Sekali lagi, Kita tidak boleh nafikan bahwa terkadang jiwa kita mengafirmasi hadirnya kebahagiaan berasal dari sejauh mana hasrat menyukainya. Misalnya kita senang pada makanan tertentu dan ingin rasanya kita memakannya, namun ada fakta bahwa kita tidak dianjurkan makan makanan seperti itu karena jika memakannya maka akan berefek pada Kesehatan yang kian memburuk. Contohnya, kita divonis dokter untuk tidak memakan makanan yang mengandung gula, karena jika kita memakannya maka akan menambah parah penyakit diabetes, tetapi hasrat sama sekali acuh akan hal itu.

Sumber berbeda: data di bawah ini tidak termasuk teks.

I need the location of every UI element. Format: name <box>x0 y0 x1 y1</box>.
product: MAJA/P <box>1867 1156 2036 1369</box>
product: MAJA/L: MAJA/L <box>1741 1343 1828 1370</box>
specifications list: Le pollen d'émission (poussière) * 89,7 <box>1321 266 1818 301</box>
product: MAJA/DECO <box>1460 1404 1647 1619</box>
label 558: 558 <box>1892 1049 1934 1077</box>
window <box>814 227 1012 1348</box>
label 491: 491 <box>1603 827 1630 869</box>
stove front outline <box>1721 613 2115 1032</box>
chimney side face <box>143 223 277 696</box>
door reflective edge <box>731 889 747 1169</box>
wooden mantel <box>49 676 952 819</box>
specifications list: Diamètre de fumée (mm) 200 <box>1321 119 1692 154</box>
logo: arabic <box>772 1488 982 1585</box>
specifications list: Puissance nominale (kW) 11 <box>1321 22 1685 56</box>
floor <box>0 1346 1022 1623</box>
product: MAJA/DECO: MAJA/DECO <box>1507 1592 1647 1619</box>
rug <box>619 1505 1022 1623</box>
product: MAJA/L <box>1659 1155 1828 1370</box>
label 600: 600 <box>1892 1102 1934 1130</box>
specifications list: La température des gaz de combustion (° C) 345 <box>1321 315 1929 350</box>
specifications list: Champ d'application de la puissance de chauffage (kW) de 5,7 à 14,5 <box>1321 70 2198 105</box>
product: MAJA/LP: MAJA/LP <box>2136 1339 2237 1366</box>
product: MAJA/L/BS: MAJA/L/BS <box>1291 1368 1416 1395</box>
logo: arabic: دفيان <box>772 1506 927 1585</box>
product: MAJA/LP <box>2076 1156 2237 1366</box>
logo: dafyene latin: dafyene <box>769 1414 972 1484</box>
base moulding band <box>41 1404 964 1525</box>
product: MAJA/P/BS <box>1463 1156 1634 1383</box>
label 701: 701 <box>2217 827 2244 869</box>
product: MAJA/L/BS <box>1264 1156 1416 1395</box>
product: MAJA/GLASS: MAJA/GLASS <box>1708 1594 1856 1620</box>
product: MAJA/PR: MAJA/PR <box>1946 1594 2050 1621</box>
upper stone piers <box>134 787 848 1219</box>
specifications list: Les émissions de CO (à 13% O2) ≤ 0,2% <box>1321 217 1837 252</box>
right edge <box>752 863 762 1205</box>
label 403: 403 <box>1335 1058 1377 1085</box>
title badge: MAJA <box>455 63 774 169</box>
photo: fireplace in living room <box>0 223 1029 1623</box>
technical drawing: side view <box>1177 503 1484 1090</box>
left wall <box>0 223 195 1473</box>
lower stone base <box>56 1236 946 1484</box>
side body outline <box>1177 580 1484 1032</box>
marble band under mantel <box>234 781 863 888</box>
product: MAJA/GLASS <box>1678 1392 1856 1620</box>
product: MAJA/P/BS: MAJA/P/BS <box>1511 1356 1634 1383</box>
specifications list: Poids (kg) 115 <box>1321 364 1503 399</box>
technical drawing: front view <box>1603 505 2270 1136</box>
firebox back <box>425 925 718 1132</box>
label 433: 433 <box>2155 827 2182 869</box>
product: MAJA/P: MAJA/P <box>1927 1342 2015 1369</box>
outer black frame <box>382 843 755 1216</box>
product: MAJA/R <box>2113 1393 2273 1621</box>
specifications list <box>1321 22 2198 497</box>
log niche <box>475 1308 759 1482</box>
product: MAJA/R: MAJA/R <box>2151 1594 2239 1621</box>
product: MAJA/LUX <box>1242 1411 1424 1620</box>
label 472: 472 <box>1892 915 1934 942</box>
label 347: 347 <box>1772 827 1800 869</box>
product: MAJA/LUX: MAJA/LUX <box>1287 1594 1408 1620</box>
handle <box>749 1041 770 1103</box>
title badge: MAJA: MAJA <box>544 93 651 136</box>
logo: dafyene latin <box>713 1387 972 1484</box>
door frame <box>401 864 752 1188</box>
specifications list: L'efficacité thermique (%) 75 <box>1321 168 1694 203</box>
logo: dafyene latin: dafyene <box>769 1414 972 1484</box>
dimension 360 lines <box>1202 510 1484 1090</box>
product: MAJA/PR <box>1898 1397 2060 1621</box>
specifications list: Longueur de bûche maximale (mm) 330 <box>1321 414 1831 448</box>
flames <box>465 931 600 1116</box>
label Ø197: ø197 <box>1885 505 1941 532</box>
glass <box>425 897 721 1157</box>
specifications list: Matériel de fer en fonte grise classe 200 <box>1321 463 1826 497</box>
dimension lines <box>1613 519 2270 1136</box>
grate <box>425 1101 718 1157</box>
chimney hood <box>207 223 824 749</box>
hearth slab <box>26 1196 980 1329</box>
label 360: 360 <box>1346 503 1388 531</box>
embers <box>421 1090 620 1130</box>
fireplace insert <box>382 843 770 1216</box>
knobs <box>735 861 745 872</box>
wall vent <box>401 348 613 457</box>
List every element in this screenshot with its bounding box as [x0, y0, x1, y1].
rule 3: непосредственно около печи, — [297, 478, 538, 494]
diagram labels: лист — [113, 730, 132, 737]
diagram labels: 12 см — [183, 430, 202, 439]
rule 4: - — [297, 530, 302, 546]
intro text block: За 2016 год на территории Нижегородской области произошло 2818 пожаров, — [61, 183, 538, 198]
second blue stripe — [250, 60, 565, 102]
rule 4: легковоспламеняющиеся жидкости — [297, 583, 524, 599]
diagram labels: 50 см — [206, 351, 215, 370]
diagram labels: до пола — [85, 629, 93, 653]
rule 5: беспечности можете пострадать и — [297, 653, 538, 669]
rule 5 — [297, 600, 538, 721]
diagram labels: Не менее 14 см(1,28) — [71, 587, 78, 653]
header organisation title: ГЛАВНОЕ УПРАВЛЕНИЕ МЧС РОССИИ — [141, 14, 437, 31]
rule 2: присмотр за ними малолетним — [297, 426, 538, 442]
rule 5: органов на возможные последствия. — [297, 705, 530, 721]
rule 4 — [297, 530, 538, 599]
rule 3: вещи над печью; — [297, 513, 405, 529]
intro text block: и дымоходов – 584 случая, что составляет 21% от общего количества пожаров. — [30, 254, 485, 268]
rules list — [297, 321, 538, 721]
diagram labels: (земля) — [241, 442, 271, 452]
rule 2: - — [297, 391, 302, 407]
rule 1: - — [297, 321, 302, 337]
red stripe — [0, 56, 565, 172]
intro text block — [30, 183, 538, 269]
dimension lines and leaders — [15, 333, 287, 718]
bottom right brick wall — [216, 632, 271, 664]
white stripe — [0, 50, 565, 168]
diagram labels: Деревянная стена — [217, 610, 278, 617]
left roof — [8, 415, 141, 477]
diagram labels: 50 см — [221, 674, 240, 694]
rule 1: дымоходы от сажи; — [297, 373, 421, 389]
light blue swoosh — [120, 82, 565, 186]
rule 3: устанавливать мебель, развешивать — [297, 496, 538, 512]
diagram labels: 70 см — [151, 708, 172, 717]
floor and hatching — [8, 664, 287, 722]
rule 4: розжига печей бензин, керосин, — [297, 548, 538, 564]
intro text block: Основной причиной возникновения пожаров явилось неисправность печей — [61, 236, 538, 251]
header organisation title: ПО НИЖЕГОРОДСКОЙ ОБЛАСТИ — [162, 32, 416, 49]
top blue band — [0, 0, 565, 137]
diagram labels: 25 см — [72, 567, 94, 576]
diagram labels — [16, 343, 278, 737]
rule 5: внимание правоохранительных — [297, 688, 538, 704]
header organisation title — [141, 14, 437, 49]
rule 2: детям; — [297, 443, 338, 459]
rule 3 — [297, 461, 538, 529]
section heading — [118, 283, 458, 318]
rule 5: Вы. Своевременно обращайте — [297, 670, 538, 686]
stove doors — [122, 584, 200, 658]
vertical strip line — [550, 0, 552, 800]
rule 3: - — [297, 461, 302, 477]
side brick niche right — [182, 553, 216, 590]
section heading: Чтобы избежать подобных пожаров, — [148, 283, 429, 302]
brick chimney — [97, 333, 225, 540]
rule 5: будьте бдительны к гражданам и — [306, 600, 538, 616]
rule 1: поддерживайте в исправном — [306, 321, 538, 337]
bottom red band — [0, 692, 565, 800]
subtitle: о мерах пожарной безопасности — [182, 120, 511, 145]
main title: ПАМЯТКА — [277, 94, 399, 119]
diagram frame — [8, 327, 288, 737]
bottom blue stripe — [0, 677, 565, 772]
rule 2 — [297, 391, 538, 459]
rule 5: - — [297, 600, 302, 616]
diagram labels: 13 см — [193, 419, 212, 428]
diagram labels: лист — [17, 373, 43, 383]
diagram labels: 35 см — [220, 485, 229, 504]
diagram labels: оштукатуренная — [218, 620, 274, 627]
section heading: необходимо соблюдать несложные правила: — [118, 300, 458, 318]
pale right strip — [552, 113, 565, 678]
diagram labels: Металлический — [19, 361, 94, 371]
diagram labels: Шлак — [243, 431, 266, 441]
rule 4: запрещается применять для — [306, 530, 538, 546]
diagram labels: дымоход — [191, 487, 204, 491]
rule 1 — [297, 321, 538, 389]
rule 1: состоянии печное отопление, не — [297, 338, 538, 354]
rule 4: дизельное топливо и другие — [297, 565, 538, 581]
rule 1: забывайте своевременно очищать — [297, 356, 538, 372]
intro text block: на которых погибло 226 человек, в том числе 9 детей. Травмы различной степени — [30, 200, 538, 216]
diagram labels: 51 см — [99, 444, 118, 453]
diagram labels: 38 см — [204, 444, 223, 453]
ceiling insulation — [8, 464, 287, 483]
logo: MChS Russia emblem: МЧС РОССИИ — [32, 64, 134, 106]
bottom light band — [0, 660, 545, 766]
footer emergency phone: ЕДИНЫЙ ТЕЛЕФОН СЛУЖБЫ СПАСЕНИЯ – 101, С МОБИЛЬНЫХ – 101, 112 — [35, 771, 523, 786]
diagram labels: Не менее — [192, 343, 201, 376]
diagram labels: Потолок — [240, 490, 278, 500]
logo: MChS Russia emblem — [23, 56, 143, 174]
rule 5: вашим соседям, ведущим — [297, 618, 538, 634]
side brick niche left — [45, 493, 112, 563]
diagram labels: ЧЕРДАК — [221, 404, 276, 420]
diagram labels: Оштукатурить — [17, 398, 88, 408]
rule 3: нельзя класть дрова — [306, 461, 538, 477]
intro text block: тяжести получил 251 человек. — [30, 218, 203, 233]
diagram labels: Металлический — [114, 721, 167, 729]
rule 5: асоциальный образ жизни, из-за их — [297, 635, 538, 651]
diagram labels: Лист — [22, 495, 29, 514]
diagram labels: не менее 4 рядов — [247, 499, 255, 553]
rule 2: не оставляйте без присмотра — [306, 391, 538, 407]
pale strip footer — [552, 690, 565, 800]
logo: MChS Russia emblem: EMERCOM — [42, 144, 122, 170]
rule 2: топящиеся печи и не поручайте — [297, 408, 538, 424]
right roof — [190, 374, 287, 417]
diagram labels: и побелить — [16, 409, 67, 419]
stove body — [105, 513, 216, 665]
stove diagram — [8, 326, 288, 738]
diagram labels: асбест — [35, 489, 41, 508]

Fenomena lain misalnya, kita mengetahui makanan di depan saya adalah bukan hak saya, tetapi segera saya langsung memakannya, tentu hal ini akal tidak membenarkannya, namun hasrat begitu berapi-api dan sangat menggebu-gebu ingin memakannya, dan contoh lain lagi, sebagaimana kita punya waktu untuk belajar, tetapi kita malah menggadaikan waktu hanya untuk bermain game, nongkrong bersama teman tanpa mengenal batasan atau aturan pola yang bijak, dan masih banyak contoh lain.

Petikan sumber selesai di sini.